Infine questo malumore si trasforma in energia politica, in un vento che soffia sulle urne. Destinatario e interprete ufficiale: il Movimento 5 Stelle. Dove uno vale uno, ed è un’idea potente, il paradiso dell’eguaglianza nella terra più diseguale di tutto l’Occidente, dopo il Regno Unito e gli Usa. Ma quell’eguaglianza declina verso il basso, verso l’appiattimento dei destini individuali, e allora il paradiso diviene la porta dell’inferno. Un inferno sempre più affollato, perché ormai ciascun partito ambisce al ruolo di Caronte. Chi in nome dell’antica avversione dei cattolici nei riguardi del denaro («lo sterco del diavolo»), chi attraverso un’eco lontana del marxismo. Anche il presidente del Consiglio, sì: pure lui. Non per nulla ha esordito facendo dimagrire gli stipendi pubblici più alti, senza tuttavia sfilare ai grillini un solo voto. Nessuno può riuscirci: se il modello è questo, meglio l’originale della copia.

Dunque fermiamoci, finché siamo ancora in tempo. Certo, alcuni dirigenti si erano trasformati in dirigibili, gonfi d’oro anziché d’aria. Ma in primo luogo ogni correzione dovrebbe rispettare il principio di proporzionalità, elaborato sin dalla giurisprudenza prussiana di fine Ottocento: oggi Scilipoti guadagna più di un giudice costituzionale, e questo non va bene. In secondo luogo, se abbassi troppo le retribuzioni alzi le corruzioni; accadde già durante Tangentopoli, ammesso che sia mai finita. In terzo luogo, uno Stato debole, dove trovano alloggio soltanto le professionalità senza mercato, non saprà più opporre una trincea contro i poteri forti.

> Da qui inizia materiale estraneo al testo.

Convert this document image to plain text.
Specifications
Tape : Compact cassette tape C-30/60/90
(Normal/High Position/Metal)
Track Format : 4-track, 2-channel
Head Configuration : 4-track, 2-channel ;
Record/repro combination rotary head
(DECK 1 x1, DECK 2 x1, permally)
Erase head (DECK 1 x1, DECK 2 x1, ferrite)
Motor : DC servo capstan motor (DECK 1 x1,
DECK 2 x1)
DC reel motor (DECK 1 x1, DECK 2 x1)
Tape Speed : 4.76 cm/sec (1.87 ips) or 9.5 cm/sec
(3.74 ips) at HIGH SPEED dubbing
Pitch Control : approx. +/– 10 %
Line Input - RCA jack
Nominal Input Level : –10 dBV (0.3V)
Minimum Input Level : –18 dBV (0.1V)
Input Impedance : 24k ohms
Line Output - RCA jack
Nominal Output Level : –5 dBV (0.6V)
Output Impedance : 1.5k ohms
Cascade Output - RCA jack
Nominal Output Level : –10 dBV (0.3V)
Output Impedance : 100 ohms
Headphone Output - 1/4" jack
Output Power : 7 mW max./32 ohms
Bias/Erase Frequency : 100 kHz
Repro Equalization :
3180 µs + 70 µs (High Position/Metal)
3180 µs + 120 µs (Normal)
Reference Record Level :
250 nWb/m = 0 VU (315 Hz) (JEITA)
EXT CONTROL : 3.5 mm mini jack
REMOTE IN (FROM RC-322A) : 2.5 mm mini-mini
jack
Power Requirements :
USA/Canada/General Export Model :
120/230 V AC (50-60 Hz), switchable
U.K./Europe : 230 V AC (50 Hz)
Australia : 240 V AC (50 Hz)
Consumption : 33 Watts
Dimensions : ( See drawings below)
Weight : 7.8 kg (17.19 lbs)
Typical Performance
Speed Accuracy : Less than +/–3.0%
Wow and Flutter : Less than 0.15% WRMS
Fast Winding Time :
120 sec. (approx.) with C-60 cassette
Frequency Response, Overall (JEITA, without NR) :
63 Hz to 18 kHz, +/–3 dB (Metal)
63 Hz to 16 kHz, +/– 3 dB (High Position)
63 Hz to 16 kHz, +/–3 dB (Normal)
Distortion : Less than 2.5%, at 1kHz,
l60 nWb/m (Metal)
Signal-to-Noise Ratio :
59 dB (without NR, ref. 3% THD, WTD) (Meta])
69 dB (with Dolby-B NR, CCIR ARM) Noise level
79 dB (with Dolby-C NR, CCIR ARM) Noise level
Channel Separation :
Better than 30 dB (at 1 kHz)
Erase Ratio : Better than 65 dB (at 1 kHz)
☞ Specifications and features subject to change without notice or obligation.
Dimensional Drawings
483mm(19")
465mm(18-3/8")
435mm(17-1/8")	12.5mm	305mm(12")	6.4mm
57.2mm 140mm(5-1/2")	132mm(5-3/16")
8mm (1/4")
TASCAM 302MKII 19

Da un malinteso ideale di giustizia deriva quindi la massima ingiustizia, ecco la lezione. E dall’ideologia del pauperismo sgorga un veleno che può uccidere le stesse istituzioni democratiche. Perché non c’è democrazia senza ceto medio, come ci ha spiegato in lungo e in largo Amartya Sen. C’è soltanto l’America Latina, con i poveri nelle favelas, i ricchi blindati nei propri quartieri, e un Caudillo che regna incontrastato. O sbagliava Sen, o stiamo sbagliando tutto noi italiani.